Я уже давно спрашиваю себя: неужели мое желание стать медсестрой, мое стремление достичь большего для себя, для Эдисона, неужели все это появилось во мне из-за того, что среди двух Черных сестер у меня было преимущество? Неужели Рейчел превратила себя в Адису потому, что этот внутренний огонь нужен ей, чтобы верить, будто у нее еще есть шанс догнать меня?
В пятницу, в мой выходной, я встречаюсь с Адисой в маникюрном салоне. Мы сидим бок о бок, руки под УФ-сушилками. Адиса смотрит на бутылочку лака для ногтей «OPI», который я выбрала, и качает головой.
— Поверить не могу, что ты выбрала лак с названием «Прыжки во фреш-баре», — говорит она. — Это же самый белый цвет, какой можно придумать.
— Вообще-то он оранжевый, — указываю я.
— Я имела в виду название, Рут, название. Ты когда-нибудь видела черного во фреш-баре? Нет. Потому что никто не ходит в бар пить сок. Точно так же никто не просит текилу в детских стаканчиках.
Я закатываю глаза:
— Ты это серьезно? Я только что рассказала тебе, что меня отстранили от работы с пациенткой, а тебе хочется поговорить о том, какого цвета лак для ногтей я выбрала?
— Я говорю о том, какой цвет ты выбрала для жизни, девочка, — говорит Адиса. — То, что случилось с тобой, случается с нами каждый день. Каждый час. Ты просто так привыкла играть по их правилам, что забыла, что у тебя темная кожа. — Она усмехается. — Ну, может, светлее, чем у остальных, но все же.
— Ты это к чему?
Она пожимает плечами.
— Когда последний раз ты кому-нибудь рассказывала, что твоя мама до сих пор работает домашней прислугой?
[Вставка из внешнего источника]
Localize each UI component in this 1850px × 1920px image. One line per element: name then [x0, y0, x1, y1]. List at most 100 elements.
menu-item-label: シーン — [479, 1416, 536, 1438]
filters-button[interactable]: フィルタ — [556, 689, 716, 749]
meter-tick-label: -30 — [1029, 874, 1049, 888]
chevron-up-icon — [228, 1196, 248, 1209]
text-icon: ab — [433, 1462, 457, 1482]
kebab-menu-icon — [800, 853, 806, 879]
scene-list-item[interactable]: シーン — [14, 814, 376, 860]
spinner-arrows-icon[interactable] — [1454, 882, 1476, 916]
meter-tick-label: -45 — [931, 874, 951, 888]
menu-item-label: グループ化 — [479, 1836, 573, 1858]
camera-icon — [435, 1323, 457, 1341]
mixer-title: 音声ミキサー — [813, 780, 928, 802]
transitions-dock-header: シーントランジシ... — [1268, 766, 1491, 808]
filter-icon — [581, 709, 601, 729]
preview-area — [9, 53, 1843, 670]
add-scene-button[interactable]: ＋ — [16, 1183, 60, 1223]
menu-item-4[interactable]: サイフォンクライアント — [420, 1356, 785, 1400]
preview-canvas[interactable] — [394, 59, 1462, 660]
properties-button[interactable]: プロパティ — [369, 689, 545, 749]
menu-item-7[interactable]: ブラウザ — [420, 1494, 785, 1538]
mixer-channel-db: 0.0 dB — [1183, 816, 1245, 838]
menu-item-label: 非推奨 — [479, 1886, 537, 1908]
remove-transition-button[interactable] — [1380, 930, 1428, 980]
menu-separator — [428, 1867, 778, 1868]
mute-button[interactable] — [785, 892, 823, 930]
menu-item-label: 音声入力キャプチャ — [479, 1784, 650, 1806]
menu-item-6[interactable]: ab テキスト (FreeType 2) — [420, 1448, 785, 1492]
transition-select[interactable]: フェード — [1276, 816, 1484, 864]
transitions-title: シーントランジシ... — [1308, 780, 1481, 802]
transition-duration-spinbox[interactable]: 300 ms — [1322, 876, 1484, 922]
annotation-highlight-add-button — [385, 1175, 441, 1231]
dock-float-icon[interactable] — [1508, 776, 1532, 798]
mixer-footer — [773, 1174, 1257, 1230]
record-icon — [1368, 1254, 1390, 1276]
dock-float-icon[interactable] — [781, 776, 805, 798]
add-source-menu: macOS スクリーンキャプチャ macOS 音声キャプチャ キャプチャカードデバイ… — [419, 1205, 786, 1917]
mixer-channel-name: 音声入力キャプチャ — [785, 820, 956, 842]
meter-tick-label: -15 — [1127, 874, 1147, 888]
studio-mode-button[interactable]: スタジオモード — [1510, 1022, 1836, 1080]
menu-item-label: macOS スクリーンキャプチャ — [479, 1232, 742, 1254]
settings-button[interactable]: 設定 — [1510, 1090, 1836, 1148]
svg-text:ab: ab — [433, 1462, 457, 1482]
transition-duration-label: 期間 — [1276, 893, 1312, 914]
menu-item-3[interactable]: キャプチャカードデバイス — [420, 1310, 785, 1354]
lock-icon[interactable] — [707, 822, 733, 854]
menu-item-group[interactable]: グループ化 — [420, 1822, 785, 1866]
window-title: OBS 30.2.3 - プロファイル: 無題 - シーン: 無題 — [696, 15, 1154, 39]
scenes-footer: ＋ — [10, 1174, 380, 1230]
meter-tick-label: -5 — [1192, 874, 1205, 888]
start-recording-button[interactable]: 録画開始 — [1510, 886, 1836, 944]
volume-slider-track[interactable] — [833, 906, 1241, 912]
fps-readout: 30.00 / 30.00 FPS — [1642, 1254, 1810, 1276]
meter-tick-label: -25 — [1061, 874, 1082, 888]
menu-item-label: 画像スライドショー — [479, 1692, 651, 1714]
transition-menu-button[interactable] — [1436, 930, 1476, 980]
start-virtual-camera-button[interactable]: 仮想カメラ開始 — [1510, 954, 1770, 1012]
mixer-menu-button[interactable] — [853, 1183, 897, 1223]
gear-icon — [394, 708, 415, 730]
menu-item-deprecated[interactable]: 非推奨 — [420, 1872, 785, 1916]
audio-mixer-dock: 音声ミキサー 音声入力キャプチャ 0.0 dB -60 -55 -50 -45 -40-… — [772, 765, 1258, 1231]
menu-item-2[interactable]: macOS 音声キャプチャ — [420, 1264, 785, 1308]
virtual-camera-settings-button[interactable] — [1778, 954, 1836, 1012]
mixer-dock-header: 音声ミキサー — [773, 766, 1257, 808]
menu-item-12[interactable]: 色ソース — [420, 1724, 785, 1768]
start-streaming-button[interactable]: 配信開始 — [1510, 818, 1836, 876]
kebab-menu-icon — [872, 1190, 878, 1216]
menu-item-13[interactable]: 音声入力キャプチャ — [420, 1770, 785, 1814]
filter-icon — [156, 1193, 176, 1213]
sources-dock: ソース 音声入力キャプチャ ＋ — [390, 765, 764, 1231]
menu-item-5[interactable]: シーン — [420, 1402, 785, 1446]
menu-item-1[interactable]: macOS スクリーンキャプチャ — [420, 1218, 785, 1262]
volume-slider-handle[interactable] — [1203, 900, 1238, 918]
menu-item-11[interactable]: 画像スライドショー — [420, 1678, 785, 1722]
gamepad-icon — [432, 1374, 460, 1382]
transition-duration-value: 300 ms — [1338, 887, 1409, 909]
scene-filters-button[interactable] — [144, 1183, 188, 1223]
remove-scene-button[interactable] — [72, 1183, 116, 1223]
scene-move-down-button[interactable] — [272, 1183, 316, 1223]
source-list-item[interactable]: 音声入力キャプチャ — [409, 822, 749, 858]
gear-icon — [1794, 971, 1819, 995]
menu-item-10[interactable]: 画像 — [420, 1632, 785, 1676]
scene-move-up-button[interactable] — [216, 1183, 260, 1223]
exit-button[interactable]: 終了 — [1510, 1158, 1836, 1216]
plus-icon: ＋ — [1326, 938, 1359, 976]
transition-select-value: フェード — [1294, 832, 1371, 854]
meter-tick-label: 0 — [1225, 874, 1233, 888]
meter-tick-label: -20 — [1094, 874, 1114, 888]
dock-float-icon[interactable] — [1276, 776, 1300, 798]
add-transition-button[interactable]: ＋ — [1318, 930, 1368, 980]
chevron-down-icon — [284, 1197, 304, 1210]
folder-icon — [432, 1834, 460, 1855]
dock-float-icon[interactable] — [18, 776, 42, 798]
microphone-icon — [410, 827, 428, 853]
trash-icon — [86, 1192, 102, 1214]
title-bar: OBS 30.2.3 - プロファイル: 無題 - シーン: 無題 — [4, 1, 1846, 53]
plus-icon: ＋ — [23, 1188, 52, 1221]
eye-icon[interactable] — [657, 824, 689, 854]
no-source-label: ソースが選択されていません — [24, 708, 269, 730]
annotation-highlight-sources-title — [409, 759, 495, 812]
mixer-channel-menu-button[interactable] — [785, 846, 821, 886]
— Она сейчас почти не работает. Ты знаешь об этом. По большому счету, Мина ей просто так деньгами помогает.
— Ты не ответила на мой вопрос.
Я хмурюсь.
— Не знаю, когда я последний раз упоминала об этом. Можно подумать, ты любой разговор с этого начинаешь. К тому же не имеет значения, какого цвета у меня кожа. Я хорошо справляюсь со своей работой. Я не заслужила, чтобы меня отстраняли от дела.
— А я не заслужила того, чтобы жить в Черч-стрит-саут, но одних моих желаний не хватит, чтобы изменить двести лет истории.
Моей сестре нравится изображать жертву. У нас не раз возникали довольно ожесточенные споры по этому поводу. Если ты не хочешь, чтобы на тебя смотрели как на стереотип, то не будь им. Я это так понимаю. Но для моей сестры это означает играть по правилам белых и быть тем, кем они хотят ее видеть, а не оставаться собой безо всяких компромиссов. Адиса произносит слово «ассимиляции» с таким ядом, что создается впечатление, будто любой, кто на нее соглашается, идет на верное самоубийство.
Еще очень в духе моей сестры возмущаться из-за каких-то моих проблем.
— В том, что случилось в больнице, твоей вины нет, — говорит сестра, чем удивляет меня. Я-то думала, она сейчас скажет, что я сама накликала неприятности, когда притворялась тем, кем не являюсь, и за время этого притворства успела позабыть, кто я есть на самом деле.
— Это их мир, Рут. Мы просто живем в нем. Представь себе, что ты переехала в Японию. Ты можешь не соблюдать их традиции и не учить язык, но, если ты это сделаешь, тебе будет намного проще, верно? То же самое здесь. Каждый раз, включая телевизор или радио, ты видишь и слышишь о белых людях — как они ходят в школы и колледжи, обедают, женятся, пьют пино нуар. Ты знаешь, как они живут, и достаточно хорошо говоришь на их языке, чтобы слиться с ними. Но сколько ты знаешь белых, которые мечтают посмотреть фильмы Тайлера Перри, чтобы знать, как вести себя с черными?
— Не в этом дело…
— Нет, дело в том, что ты можешь перенять все их привычки и обычаи, но это не означает, что они сделают тебя святой.
— Белые люди не правят миром, Адиса, — возражаю я. — Есть множество успешных цветных. — Я называю первые три имени, которые приходят в голову: — Колин Пауэлл, Кори Букер, Бейонсе…
— …и все они светлее, чем я, — заканчивает за меня Адиса. — Знаешь, что они говорят: чем глубже в трущобы, тем темнее кожа.
— Кларенс Томас, — вспоминаю я. — Он темнее тебя, и он судья в Верховном суде.
Сестра смеется:
— Рут, он такой консерватор, что у него, наверное, даже кровь белая.